Tschechisches Kulturjahr endet mit „Jenůfa“ in der Oper Leipzig

Leipzig -Mit der Inszenierung von "Jenůfa" von Leoš Janáček durch das Nathionaltheater Brünn am 8. November endet das tschechische Kulturjahr in der Oper Leipzig.

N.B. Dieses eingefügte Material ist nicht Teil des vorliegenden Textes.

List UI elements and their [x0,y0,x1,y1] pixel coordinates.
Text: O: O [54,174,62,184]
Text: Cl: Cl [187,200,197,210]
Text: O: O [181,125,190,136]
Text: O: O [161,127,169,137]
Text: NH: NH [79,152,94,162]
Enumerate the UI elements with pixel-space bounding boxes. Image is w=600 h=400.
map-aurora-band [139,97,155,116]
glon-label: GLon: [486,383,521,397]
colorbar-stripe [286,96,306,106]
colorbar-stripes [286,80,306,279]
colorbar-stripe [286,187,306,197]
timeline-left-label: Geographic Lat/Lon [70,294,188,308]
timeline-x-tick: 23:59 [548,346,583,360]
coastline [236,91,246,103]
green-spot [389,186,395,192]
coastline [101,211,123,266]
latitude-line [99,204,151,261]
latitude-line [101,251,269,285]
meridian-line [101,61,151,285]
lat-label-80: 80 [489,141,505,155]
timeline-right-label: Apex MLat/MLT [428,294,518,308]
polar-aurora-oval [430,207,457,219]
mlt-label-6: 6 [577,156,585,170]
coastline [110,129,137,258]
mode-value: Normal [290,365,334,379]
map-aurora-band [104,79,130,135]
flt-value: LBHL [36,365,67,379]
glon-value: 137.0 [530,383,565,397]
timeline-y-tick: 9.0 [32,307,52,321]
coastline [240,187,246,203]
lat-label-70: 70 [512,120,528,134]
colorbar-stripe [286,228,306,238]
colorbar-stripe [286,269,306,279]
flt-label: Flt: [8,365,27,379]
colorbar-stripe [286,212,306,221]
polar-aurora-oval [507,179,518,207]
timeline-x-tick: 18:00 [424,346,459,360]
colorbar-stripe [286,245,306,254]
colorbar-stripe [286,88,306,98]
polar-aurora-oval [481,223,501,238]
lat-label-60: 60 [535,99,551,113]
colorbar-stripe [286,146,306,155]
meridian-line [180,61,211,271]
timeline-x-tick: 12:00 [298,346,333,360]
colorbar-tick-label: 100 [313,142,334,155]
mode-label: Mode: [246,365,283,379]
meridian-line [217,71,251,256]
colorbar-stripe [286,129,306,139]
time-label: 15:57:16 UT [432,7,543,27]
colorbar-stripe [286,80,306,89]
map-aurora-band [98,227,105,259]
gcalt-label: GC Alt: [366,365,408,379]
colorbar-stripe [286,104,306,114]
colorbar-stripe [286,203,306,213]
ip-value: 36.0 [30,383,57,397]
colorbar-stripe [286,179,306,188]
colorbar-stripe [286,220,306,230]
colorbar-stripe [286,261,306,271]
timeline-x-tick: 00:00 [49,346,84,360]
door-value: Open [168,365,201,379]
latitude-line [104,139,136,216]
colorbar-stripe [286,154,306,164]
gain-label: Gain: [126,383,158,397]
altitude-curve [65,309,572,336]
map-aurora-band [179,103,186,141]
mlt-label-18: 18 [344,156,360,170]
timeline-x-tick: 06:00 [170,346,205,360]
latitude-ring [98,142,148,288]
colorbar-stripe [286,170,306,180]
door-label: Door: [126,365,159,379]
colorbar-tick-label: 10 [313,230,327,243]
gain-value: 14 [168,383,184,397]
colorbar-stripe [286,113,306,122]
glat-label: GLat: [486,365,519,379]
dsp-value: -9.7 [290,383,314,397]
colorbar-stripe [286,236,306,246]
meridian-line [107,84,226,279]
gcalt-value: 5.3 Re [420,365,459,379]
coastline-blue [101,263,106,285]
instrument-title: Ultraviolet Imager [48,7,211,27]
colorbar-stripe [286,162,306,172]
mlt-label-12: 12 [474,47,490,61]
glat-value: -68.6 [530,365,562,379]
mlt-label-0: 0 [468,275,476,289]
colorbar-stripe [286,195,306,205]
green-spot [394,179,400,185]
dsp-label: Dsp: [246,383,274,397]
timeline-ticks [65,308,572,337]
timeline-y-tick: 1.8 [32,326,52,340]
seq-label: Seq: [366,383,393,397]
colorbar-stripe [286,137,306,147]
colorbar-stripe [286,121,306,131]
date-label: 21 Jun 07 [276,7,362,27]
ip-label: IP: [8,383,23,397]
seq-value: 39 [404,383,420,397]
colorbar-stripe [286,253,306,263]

Mit der Motto „Ahoi Česko! Ahoj Leipzig!“ des Opernballs 2018 startete das tschechische Kulturjahr in der Oper Leipzig. Hier soll es mit der Inszenierung von "Jenůfa" von Leoš Janáček am 8. November nun auch wieder sein Ende finden. Das Gastspiel wird vom Nationaltheater des tschechischen Brünn - Partnerstadt von Leipzig - aufgeführt.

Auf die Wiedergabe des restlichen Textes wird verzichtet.